There’s nothing better to perk you up after the New Year than a cup of freshly brewed coffee! Before people could buy pre-ground coffee, the beans were ground at home in a coffee mill. Some coffee drinkers still prefer to grind their own coffee beans.
The Carriage Barn & Historical Museum located at Heritage Park in Santa Fe Springs has an antique coffee grinder produced by The Sun Manufacturing Co. from around the 1900s. Surprisingly, most of the label on this piece is still intact. The rest of the grinder is made of wood with a metal handle and crank. It also has a small pull-out drawer to retrieve the ground coffee. The actual part for grinding is made of steel alloy buhrs, a shortened form of buhrstone, which is a rock used as a material for millstones (two circular stones used for grinding). This mill claims to be fast – a good thing if you’re in a hurry for your first cup of the day!

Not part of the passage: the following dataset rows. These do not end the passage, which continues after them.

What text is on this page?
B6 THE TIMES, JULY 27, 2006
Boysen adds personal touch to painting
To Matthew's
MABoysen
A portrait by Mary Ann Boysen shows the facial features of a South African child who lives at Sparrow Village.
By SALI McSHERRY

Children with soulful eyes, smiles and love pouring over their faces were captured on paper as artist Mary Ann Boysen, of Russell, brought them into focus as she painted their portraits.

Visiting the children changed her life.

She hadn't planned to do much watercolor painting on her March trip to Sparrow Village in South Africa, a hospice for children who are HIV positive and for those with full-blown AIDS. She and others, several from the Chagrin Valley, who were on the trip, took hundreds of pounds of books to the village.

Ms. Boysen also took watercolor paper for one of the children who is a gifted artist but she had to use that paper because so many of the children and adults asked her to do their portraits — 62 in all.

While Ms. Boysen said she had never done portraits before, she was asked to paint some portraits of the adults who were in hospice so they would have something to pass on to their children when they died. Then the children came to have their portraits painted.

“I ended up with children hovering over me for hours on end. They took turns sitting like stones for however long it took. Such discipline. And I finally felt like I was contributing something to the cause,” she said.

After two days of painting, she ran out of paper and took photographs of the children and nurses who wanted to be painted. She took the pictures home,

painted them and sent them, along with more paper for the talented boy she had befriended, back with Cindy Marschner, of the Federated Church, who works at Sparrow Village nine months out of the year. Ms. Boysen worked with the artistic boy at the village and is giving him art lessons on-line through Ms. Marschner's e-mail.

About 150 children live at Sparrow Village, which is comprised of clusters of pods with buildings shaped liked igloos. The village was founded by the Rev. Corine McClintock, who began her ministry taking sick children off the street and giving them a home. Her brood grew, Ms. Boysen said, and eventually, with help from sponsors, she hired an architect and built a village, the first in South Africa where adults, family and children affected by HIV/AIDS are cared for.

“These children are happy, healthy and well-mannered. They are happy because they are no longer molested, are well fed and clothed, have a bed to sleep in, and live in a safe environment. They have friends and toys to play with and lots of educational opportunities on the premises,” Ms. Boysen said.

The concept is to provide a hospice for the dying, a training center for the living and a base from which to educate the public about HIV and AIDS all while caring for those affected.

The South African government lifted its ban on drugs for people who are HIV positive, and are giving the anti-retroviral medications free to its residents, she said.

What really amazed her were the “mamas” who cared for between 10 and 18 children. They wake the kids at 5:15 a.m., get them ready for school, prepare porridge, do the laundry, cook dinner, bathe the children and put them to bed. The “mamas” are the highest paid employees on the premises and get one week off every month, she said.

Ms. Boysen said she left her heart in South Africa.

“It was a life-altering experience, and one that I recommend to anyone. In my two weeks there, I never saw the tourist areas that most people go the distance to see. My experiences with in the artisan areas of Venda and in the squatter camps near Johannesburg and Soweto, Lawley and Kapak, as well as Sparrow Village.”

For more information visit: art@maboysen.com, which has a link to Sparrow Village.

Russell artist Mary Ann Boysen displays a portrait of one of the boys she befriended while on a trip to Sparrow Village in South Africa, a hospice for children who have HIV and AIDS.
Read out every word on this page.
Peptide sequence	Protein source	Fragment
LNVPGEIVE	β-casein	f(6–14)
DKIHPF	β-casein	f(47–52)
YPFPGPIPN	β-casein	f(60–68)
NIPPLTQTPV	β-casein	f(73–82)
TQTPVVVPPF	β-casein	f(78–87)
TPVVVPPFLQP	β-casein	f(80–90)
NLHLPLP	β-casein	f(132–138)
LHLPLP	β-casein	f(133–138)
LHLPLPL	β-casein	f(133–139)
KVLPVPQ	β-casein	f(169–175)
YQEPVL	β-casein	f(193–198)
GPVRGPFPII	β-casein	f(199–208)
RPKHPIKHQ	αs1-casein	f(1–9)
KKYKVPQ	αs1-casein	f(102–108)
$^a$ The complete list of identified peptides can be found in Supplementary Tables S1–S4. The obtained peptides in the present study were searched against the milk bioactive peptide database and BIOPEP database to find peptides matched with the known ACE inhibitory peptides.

It is also interesting to note that we still don’t exactly know how coffee was discovered. There are many legends about it, but what we do know for sure is that it was found in Ethiopia, and once word spread, coffee cultivation and trade began stretching to the Arabian Peninsula. Once in Europe, coffee was sadly regarded with suspicion, even being called “the bitter invention of Satan”. Strong words! The controversy became so great that the Pope had to intervene. Thankfully when the Pope tasted coffee, he approved. In the mid-1600s, the drink was brought to New Amsterdam, now known as New York, by the British. It is said that the Boston Tea Party revolt is what changed the public’s drinking preference from tea to coffee. Soon after, demand spread globally.*
So as you’re having your hot, steaming cup of coffee, it’s good to remember that we almost didn’t have it at all. And be sure to enjoy the beverage, but keep it outside the Carriage Barn!